How to Take Care of Your Tent
How long a tent lasts is directly related to how well you take care of it. To get the most life out of your shelter, there are some things that you can do to minimize wear and tear.
I mentioned it briefly earlier in this article, but one of the best things you can do for your tent is to put it on top of a footprint. In case you don’t know what a footprint is, it’s just a simple tarp that goes under your tent. Not only does it reduce wear and tear by providing a barrier between the tent floor and the ground, but it also works to keep water from coming into the tent as well.
Be gentle with your tent in the way you use it as well. Don’t be rough on the zippers, try not to wear shoes inside, and be sure to clean it properly when you’re done with it. And when it comes time to store the tent, make sure it’s loosely rolled, and placed in a dark, dry location. As mentioned earlier, sunlight and water are going to degrade the tent more quickly, and that’s true when you’re at the campsite and when you’re at home.
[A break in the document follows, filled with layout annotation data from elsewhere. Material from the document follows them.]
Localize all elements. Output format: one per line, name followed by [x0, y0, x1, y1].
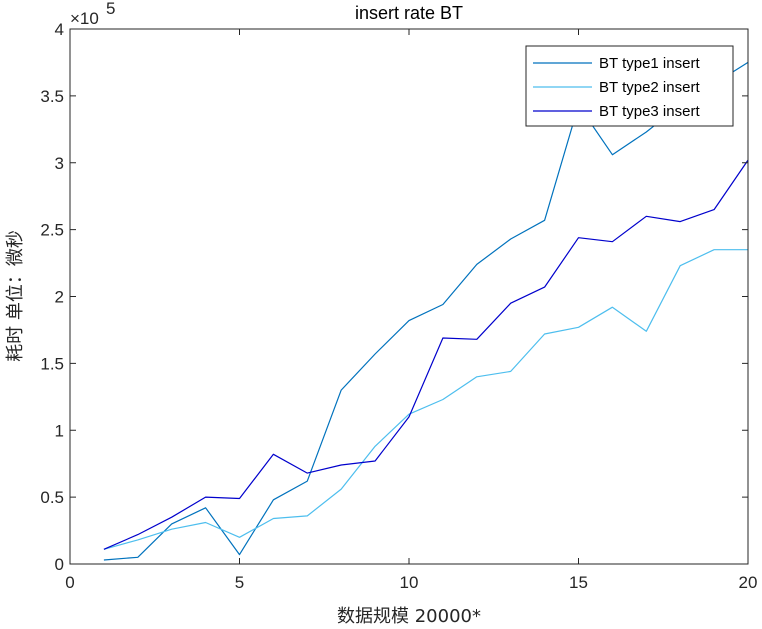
series-line-3	[103, 159, 749, 550]
series-line-2	[103, 249, 748, 550]
series-line-1	[103, 61, 749, 561]
x-tick-label: 10	[400, 573, 419, 592]
legend-box	[525, 45, 734, 127]
y-tick-label: 3	[55, 154, 64, 173]
x-axis: 0 5 10 15 20	[65, 29, 757, 592]
y-tick-label: 3.5	[40, 87, 64, 106]
y-exponent-base: ×10	[70, 9, 99, 28]
x-tick-label: 5	[235, 573, 244, 592]
x-tick-label: 0	[65, 573, 74, 592]
x-tick-label: 20	[739, 573, 758, 592]
x-axis-label: 数据规模 20000*	[337, 606, 481, 627]
y-tick-label: 2	[55, 288, 64, 307]
legend: BT type1 insert BT type2 insert BT type3 i…	[525, 45, 734, 127]
y-tick-label: 1.5	[40, 354, 64, 373]
y-tick-label: 0.5	[40, 488, 64, 507]
y-exponent-power: 5	[106, 0, 115, 18]
legend-label: BT type1 insert	[599, 55, 700, 72]
chart-title: insert rate BT	[355, 3, 463, 23]
y-tick-label: 1	[55, 421, 64, 440]
legend-label: BT type3 insert	[599, 103, 700, 120]
y-axis: 0 0.5 1 1.5 2 2.5 3 3.5 4	[40, 20, 748, 574]
y-tick-label: 4	[55, 20, 64, 39]
series-layer	[103, 61, 749, 561]
y-axis-label: 耗时 单位：微秒	[5, 230, 26, 362]
y-tick-label: 0	[55, 555, 64, 574]
x-tick-label: 15	[569, 573, 588, 592]
legend-label: BT type2 insert	[599, 79, 700, 96]
y-tick-label: 2.5	[40, 221, 64, 240]
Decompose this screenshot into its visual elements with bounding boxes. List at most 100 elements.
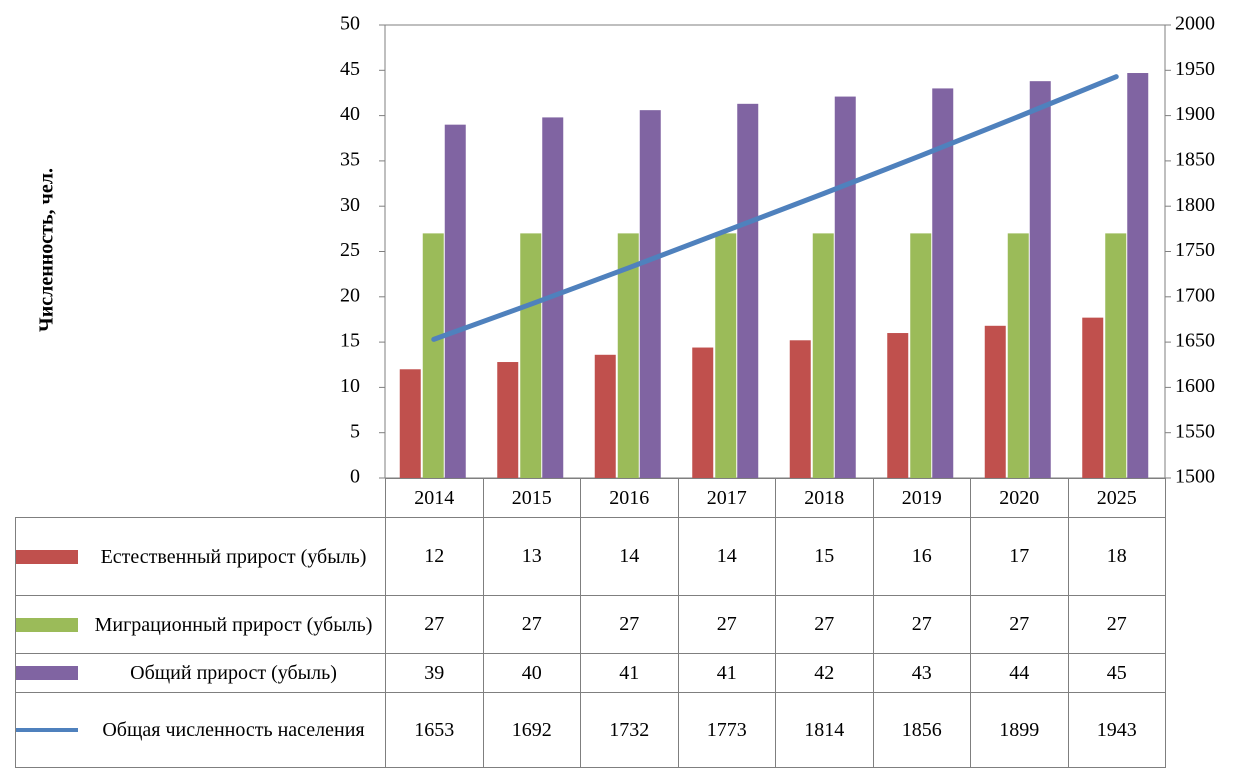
data-cell: 41 — [580, 653, 679, 693]
data-cell: 27 — [385, 595, 484, 654]
legend-key — [16, 728, 78, 732]
bar — [812, 233, 834, 478]
bar — [422, 233, 444, 478]
data-cell: 1773 — [677, 692, 776, 768]
corner — [16, 479, 386, 518]
x-tick-label: 2025 — [1067, 478, 1166, 518]
data-cell: 40 — [482, 653, 581, 693]
bar — [932, 88, 954, 479]
y2-tick-label: 1800 — [1175, 194, 1215, 216]
bar — [910, 233, 932, 478]
series-row: Общий прирост (убыль) 39 40 41 41 42 43 44 45 — [15, 653, 1166, 693]
x-tick-label: 2014 — [385, 478, 484, 518]
y2-tick-label: 1600 — [1175, 375, 1215, 397]
data-cell: 18 — [1067, 517, 1166, 596]
data-cell: 39 — [385, 653, 484, 693]
bar — [1127, 73, 1149, 478]
y2-tick-label: 1500 — [1175, 466, 1215, 488]
y-tick-label: 20 — [340, 284, 360, 306]
series-row: Естественный прирост (убыль) 12 13 14 14 15 16… — [15, 517, 1166, 596]
legend-cell: Естественный прирост (убыль) — [15, 517, 386, 596]
data-cell: 27 — [872, 595, 971, 654]
legend-entry: Миграционный прирост (убыль) — [16, 614, 385, 636]
legend-cell: Общий прирост (убыль) — [15, 653, 386, 693]
data-cell: 1814 — [775, 692, 874, 768]
bar — [399, 369, 421, 478]
bar — [1007, 233, 1029, 478]
y2-tick-label: 1850 — [1175, 148, 1215, 170]
data-cell: 1692 — [482, 692, 581, 768]
y2-tick-label: 2000 — [1175, 13, 1215, 35]
bar — [520, 233, 542, 478]
legend-cell: Общая численность населения — [15, 692, 386, 768]
series-row: Миграционный прирост (убыль) 27 27 27 27 27 27… — [15, 595, 1166, 654]
y-tick-label: 0 — [350, 466, 360, 488]
data-cell: 42 — [775, 653, 874, 693]
data-cell: 12 — [385, 517, 484, 596]
bar — [617, 233, 639, 478]
y2-tick-label: 1950 — [1175, 58, 1215, 80]
bar — [737, 103, 759, 479]
series-row: Общая численность населения 1653 1692 1732 1… — [15, 692, 1166, 768]
category-row: 2014 2015 2016 2017 2018 2019 2020 2025 — [16, 478, 1166, 518]
data-cell: 14 — [677, 517, 776, 596]
data-cell: 1856 — [872, 692, 971, 768]
data-cell: 41 — [677, 653, 776, 693]
y-tick-label: 25 — [340, 239, 360, 261]
x-tick-label: 2016 — [580, 478, 679, 518]
y2-tick-label: 1650 — [1175, 330, 1215, 352]
x-tick-label: 2020 — [970, 478, 1069, 518]
y2-tick-label: 1550 — [1175, 420, 1215, 442]
data-cell: 1899 — [970, 692, 1069, 768]
data-cell: 15 — [775, 517, 874, 596]
x-tick-label: 2018 — [775, 478, 874, 518]
bar — [692, 347, 714, 478]
y-tick-label: 5 — [350, 420, 360, 442]
data-cell: 27 — [1067, 595, 1166, 654]
y-axis-title: Численность, чел. — [36, 168, 58, 332]
legend-entry: Естественный прирост (убыль) — [16, 546, 385, 568]
data-cell: 16 — [872, 517, 971, 596]
legend-entry: Общий прирост (убыль) — [16, 662, 385, 684]
data-cell: 43 — [872, 653, 971, 693]
y2-tick-label: 1900 — [1175, 103, 1215, 125]
data-table: 2014 2015 2016 2017 2018 2019 2020 2025 Естестве… — [15, 478, 1166, 768]
legend-entry: Общая численность населения — [16, 719, 385, 741]
data-cell: 45 — [1067, 653, 1166, 693]
legend-cell: Миграционный прирост (убыль) — [15, 595, 386, 654]
bar — [1105, 233, 1127, 478]
data-cell: 27 — [677, 595, 776, 654]
x-tick-label: 2019 — [872, 478, 971, 518]
y2-tick-label: 1750 — [1175, 239, 1215, 261]
bar — [639, 110, 661, 478]
data-cell: 14 — [580, 517, 679, 596]
legend-label: Миграционный прирост (убыль) — [94, 613, 373, 636]
y-tick-label: 50 — [340, 13, 360, 35]
x-tick-label: 2015 — [482, 478, 581, 518]
legend-key — [16, 549, 78, 564]
bar — [887, 333, 909, 478]
data-cell: 17 — [970, 517, 1069, 596]
bar — [834, 96, 856, 478]
bar — [715, 233, 737, 478]
bar — [1029, 81, 1051, 478]
data-cell: 1943 — [1067, 692, 1166, 768]
data-cell: 27 — [482, 595, 581, 654]
y2-tick-label: 1700 — [1175, 284, 1215, 306]
data-cell: 1653 — [385, 692, 484, 768]
data-cell: 27 — [775, 595, 874, 654]
data-cell: 1732 — [580, 692, 679, 768]
legend-key — [16, 617, 78, 632]
bar — [594, 354, 616, 478]
legend-label: Общий прирост (убыль) — [130, 662, 337, 684]
data-cell: 27 — [580, 595, 679, 654]
bar — [444, 124, 466, 478]
x-tick-label: 2017 — [677, 478, 776, 518]
y-tick-label: 35 — [340, 148, 360, 170]
y-tick-label: 30 — [340, 194, 360, 216]
bar — [497, 362, 519, 478]
data-cell: 13 — [482, 517, 581, 596]
data-cell: 44 — [970, 653, 1069, 693]
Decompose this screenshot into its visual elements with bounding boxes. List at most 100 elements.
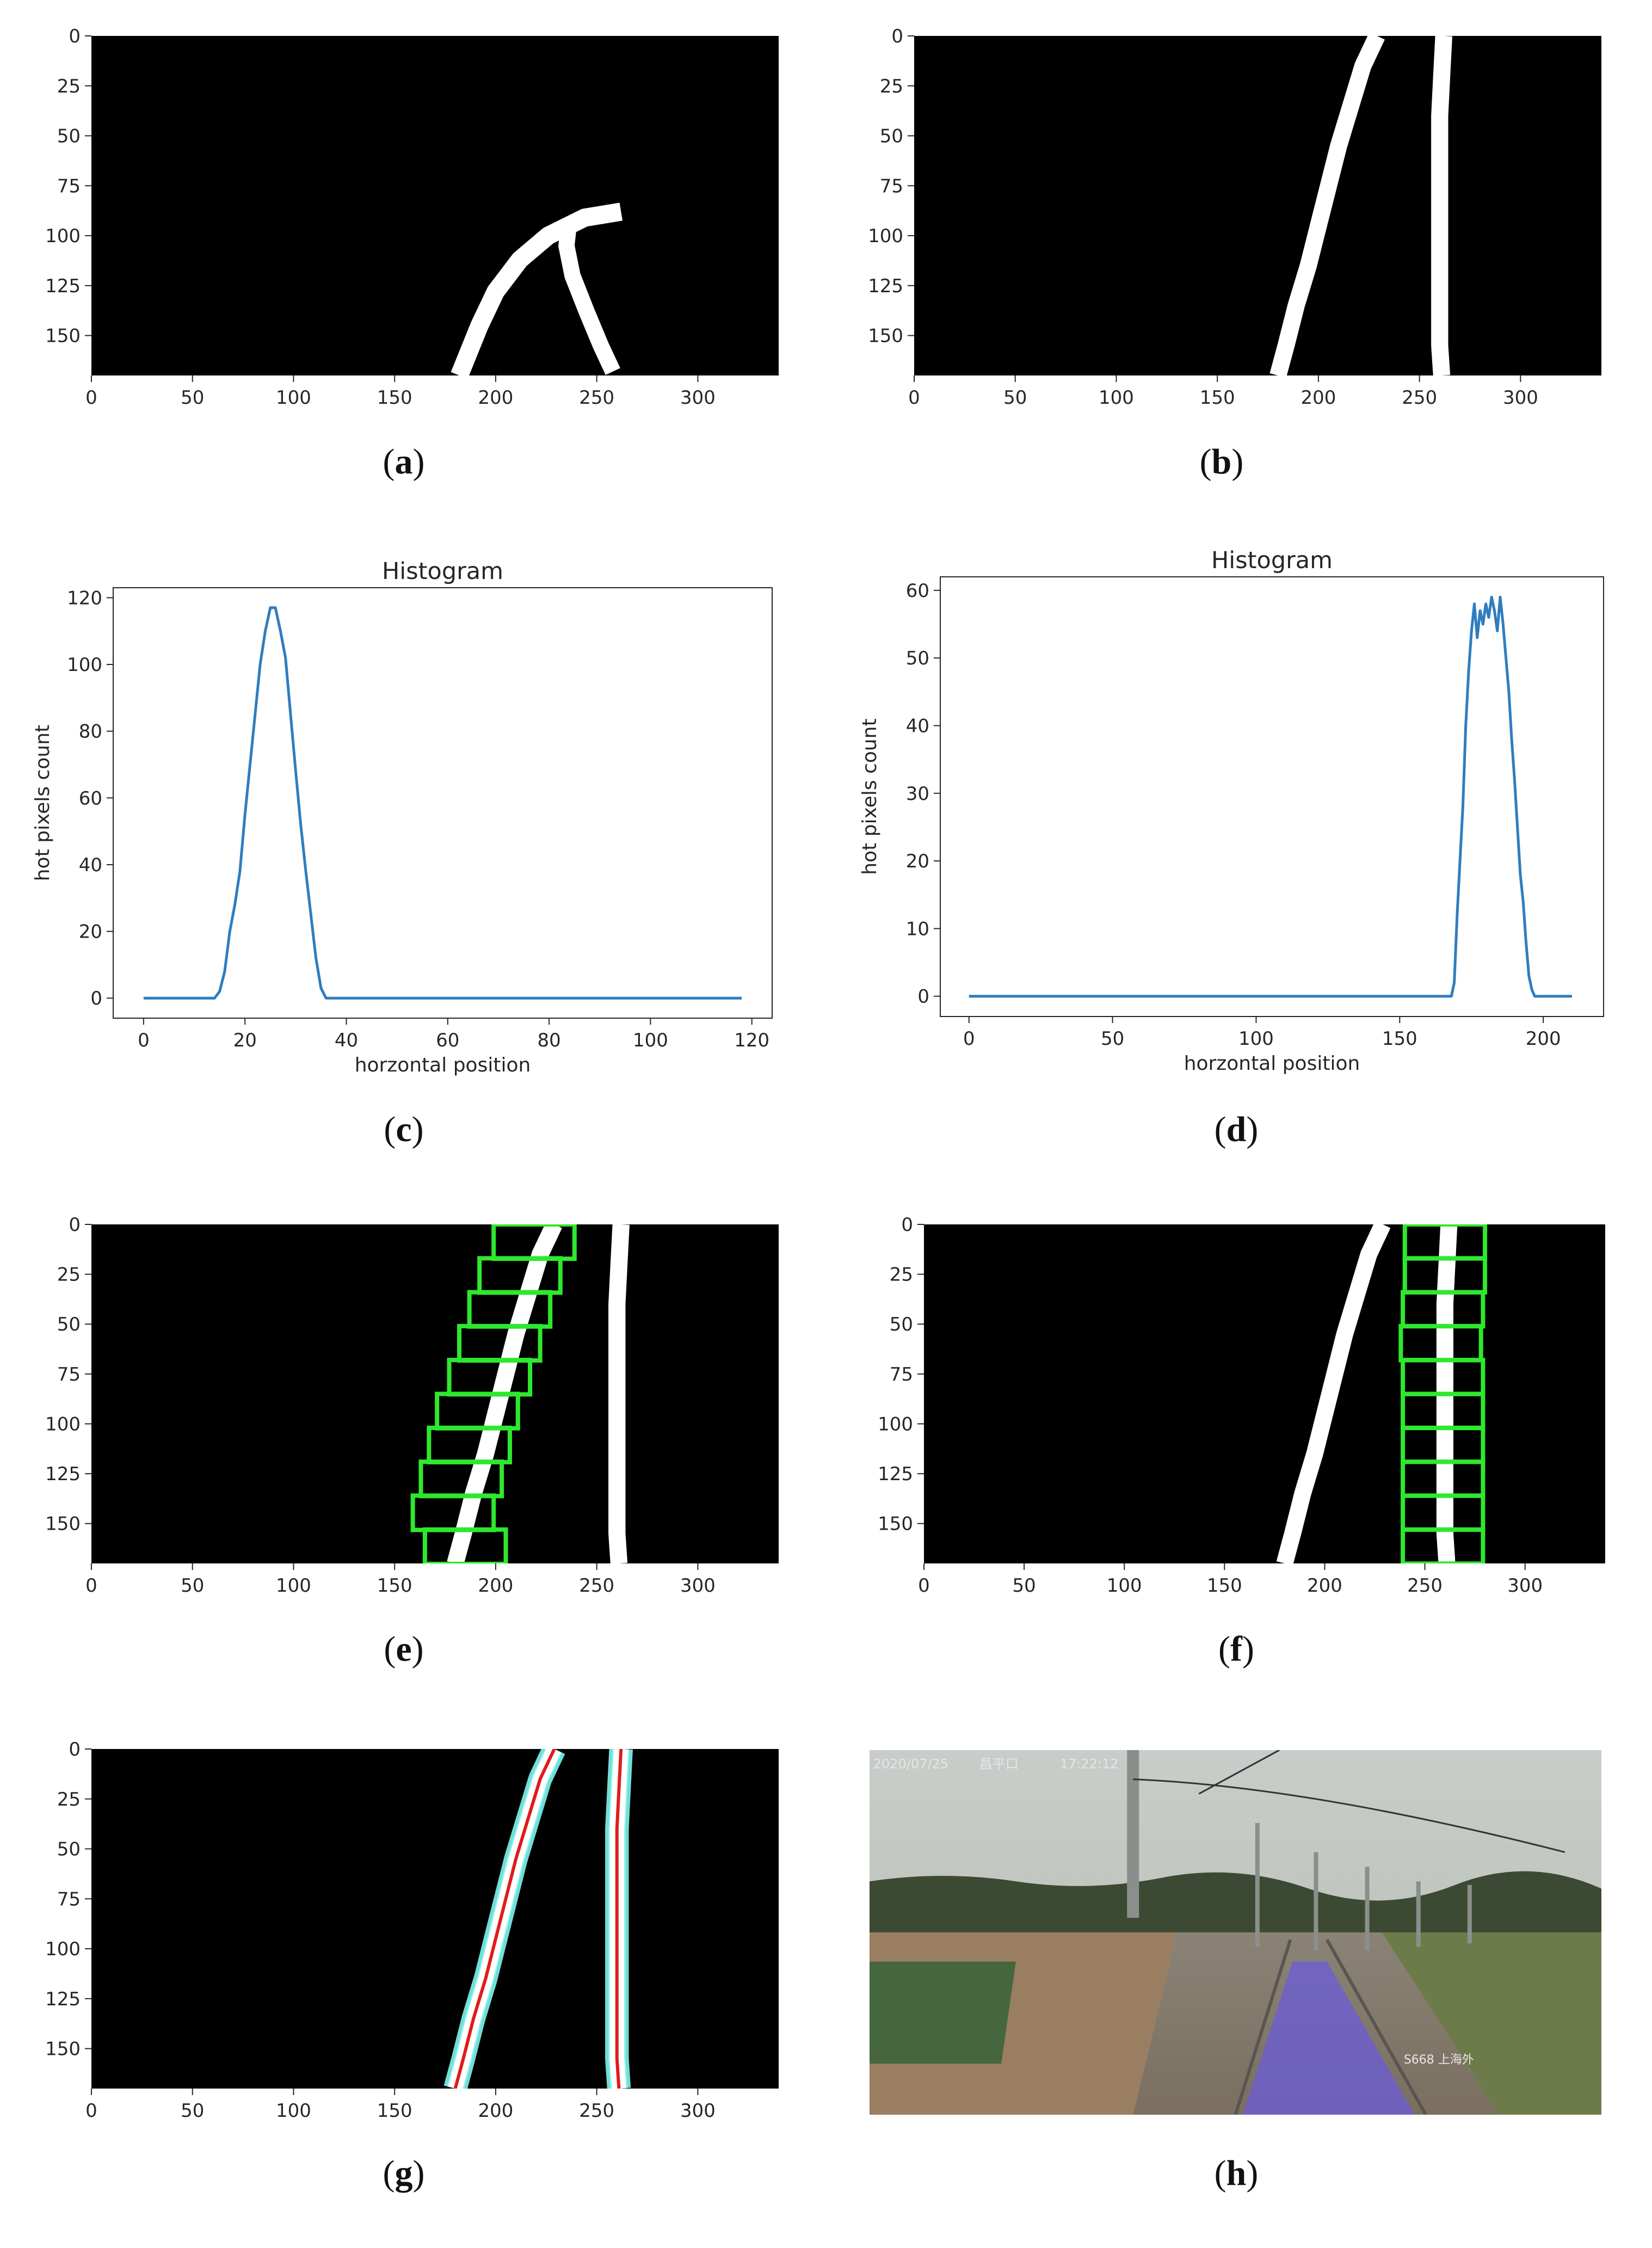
panel-f-ytick-label: 0 — [901, 1214, 913, 1236]
panel-d-ytick-label: 60 — [906, 580, 929, 602]
panel-f-ytick-label: 100 — [878, 1413, 913, 1435]
panel-a-ytick-label: 125 — [45, 275, 81, 297]
panel-c-ytick-label: 0 — [90, 988, 102, 1009]
panel-g-xtick-label: 250 — [579, 2100, 614, 2122]
panel-f-ytick-label: 25 — [890, 1264, 913, 1286]
panel-f-xtick-label: 300 — [1507, 1575, 1543, 1597]
subfigure-label: (f) — [1218, 1629, 1254, 1669]
panel-b-xtick-label: 100 — [1099, 387, 1134, 409]
train-id: S668 上海外 — [1404, 2053, 1474, 2067]
subfigure-label-g: (g) — [383, 2153, 425, 2193]
right-rail-mask — [1436, 1224, 1458, 1563]
panel-d-ytick-label: 30 — [906, 783, 929, 805]
panel-g-xtick-label: 100 — [276, 2100, 311, 2122]
panel-e-ytick-label: 25 — [57, 1264, 81, 1286]
panel-a-xtick-label: 300 — [680, 387, 716, 409]
panel-g-ytick-label: 75 — [57, 1888, 81, 1910]
subfigure-label: (a) — [383, 442, 425, 482]
subfigure-label-c: (c) — [384, 1110, 423, 1149]
panel-f-ytick-label: 50 — [890, 1314, 913, 1335]
panel-d-xtick-label: 0 — [963, 1028, 975, 1050]
overhead-wire — [1198, 1750, 1280, 1795]
panel-g-xtick-label: 0 — [85, 2100, 97, 2122]
timestamp-time: 17:22:12 — [1060, 1757, 1119, 1772]
panel-g: 0 50 100 150 200 250 300 0 25 50 75 100 125 150 — [45, 1739, 779, 2122]
left-rail-mask — [1276, 1224, 1391, 1563]
panel-b-ytick-label: 150 — [868, 325, 903, 347]
panel-e: 0 50 100 150 200 250 300 0 25 50 75 100 125 150 — [45, 1214, 779, 1597]
panel-a-ytick-label: 0 — [69, 26, 81, 47]
panel-c-xtick-label: 100 — [633, 1030, 668, 1051]
panel-d-ytick-label: 0 — [917, 986, 929, 1008]
sliding-window-box — [422, 1527, 508, 1563]
left-fit-curve — [453, 1749, 556, 2089]
panel-a-ytick-label: 75 — [57, 175, 81, 197]
panel-g-ytick-label: 150 — [45, 2038, 81, 2060]
panel-b-xtick-label: 300 — [1503, 387, 1538, 409]
subfigure-letter: e — [396, 1629, 411, 1669]
panel-b-xtick-label: 250 — [1402, 387, 1437, 409]
panel-g-ytick-label: 50 — [57, 1839, 81, 1861]
subfigure-letter: f — [1230, 1629, 1243, 1669]
panel-a-xtick-label: 150 — [377, 387, 412, 409]
subfigure-letter: c — [396, 1110, 411, 1149]
panel-f: 0 50 100 150 200 250 300 0 25 50 75 100 125 150 — [878, 1214, 1605, 1597]
panel-c-ytick-label: 80 — [79, 721, 102, 743]
panel-b-ytick-label: 0 — [891, 26, 903, 47]
panel-c-ytick-label: 40 — [79, 854, 102, 876]
panel-h: 2020/07/25 昌平口 17:22:12 S668 上海外 — [870, 1750, 1601, 2115]
subfigure-letter: a — [395, 442, 413, 482]
panel-d: 0 50 100 150 200 0 10 20 30 40 50 60 Histogram horzon… — [859, 547, 1604, 1075]
panel-c-xtick-label: 80 — [537, 1030, 560, 1051]
panel-a-ytick-label: 150 — [45, 325, 81, 347]
panel-b-xtick-label: 200 — [1300, 387, 1336, 409]
image-plot-area — [924, 1224, 1605, 1563]
panel-a-xtick-label: 200 — [478, 387, 513, 409]
station-name: 昌平口 — [979, 1757, 1019, 1772]
panel-b: 0 50 100 150 200 250 300 0 25 50 75 100 125 150 — [868, 26, 1601, 409]
right-fit-curve — [615, 1749, 623, 2089]
panel-g-ytick-label: 125 — [45, 1988, 81, 2010]
panel-f-xtick-label: 150 — [1207, 1575, 1242, 1597]
panel-e-xtick-label: 0 — [85, 1575, 97, 1597]
panel-g-ytick-label: 100 — [45, 1938, 81, 1960]
panel-a-xtick-label: 250 — [579, 387, 614, 409]
image-content — [1269, 36, 1452, 375]
subfigure-letter: d — [1226, 1110, 1247, 1149]
panel-a: 0 50 100 150 200 250 300 0 25 50 75 100 125 150 — [45, 26, 779, 409]
panel-d-ytick-label: 50 — [906, 648, 929, 669]
left-rail-mask — [1269, 36, 1385, 375]
panel-g-xtick-label: 300 — [680, 2100, 716, 2122]
image-plot-area — [91, 1749, 779, 2089]
image-plot-area — [91, 36, 779, 375]
chart-title: Histogram — [1211, 547, 1333, 574]
timestamp-date: 2020/07/25 — [873, 1757, 948, 1772]
panel-b-ytick-label: 50 — [880, 126, 903, 147]
panel-g-xtick-label: 50 — [181, 2100, 204, 2122]
subfigure-label-f: (f) — [1218, 1629, 1254, 1669]
panel-e-xtick-label: 100 — [276, 1575, 311, 1597]
panel-c-ytick-label: 20 — [79, 921, 102, 943]
plot-frame — [940, 576, 1604, 1017]
panel-f-xtick-label: 0 — [918, 1575, 930, 1597]
panel-f-ytick-label: 150 — [878, 1513, 913, 1535]
sliding-window-box — [1401, 1527, 1485, 1563]
rail-mask — [451, 202, 623, 375]
panel-d-ytick-label: 10 — [906, 918, 929, 940]
panel-e-xtick-label: 50 — [181, 1575, 204, 1597]
panel-g-xtick-label: 150 — [377, 2100, 412, 2122]
camera-photo: 2020/07/25 昌平口 17:22:12 S668 上海外 — [870, 1750, 1601, 2115]
panel-c-ytick-label: 120 — [67, 587, 102, 609]
panel-c-xtick-label: 60 — [436, 1030, 459, 1051]
panel-g-ytick-label: 25 — [57, 1789, 81, 1810]
panel-e-ytick-label: 75 — [57, 1364, 81, 1385]
histogram-line — [143, 606, 742, 1000]
panel-c-ytick-label: 100 — [67, 654, 102, 676]
panel-b-ytick-label: 25 — [880, 76, 903, 97]
panel-a-xtick-label: 100 — [276, 387, 311, 409]
panel-f-xtick-label: 250 — [1407, 1575, 1443, 1597]
panel-e-ytick-label: 50 — [57, 1314, 81, 1335]
overhead-wire — [1133, 1778, 1565, 1853]
rail-mask — [558, 226, 620, 375]
subfigure-label: (g) — [383, 2153, 425, 2193]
When is it Time to Say Goodbye?
But, at the end of the day, tents aren’t immortal. At some point, even if you take exceptional care of them, they’ll need to be retired. It can be a tough decision to make, especially if you’re fond of your tent or you’re on a tight budget, but there are some guideposts to follow to help you make the right decision.
First off, can you repair your tent? Small holes and tears can be patched up without degrading the integrity of your tent. It’s a cheap way to extend the life of your shelter, and should allow you to finish off the current camping season, if not see you through the next as well.
The same can be said for your poles, as small cracks in these can also be repaired. If you find that your tent is starting to leak in heavy rain showers, a simple fix is to apply a coat of waterproofing spray.
However, these are simple fixes for simple problems. For more severe damage, there’s not much you can do, other than say your goodbyes and move onto the next tent. Trying to camp in a damaged tent can be uncomfortable at best and dangerous at worst, so I would recommend erring on the side of caution. If it’s too much hassle to fix, it’s time to get a new shelter.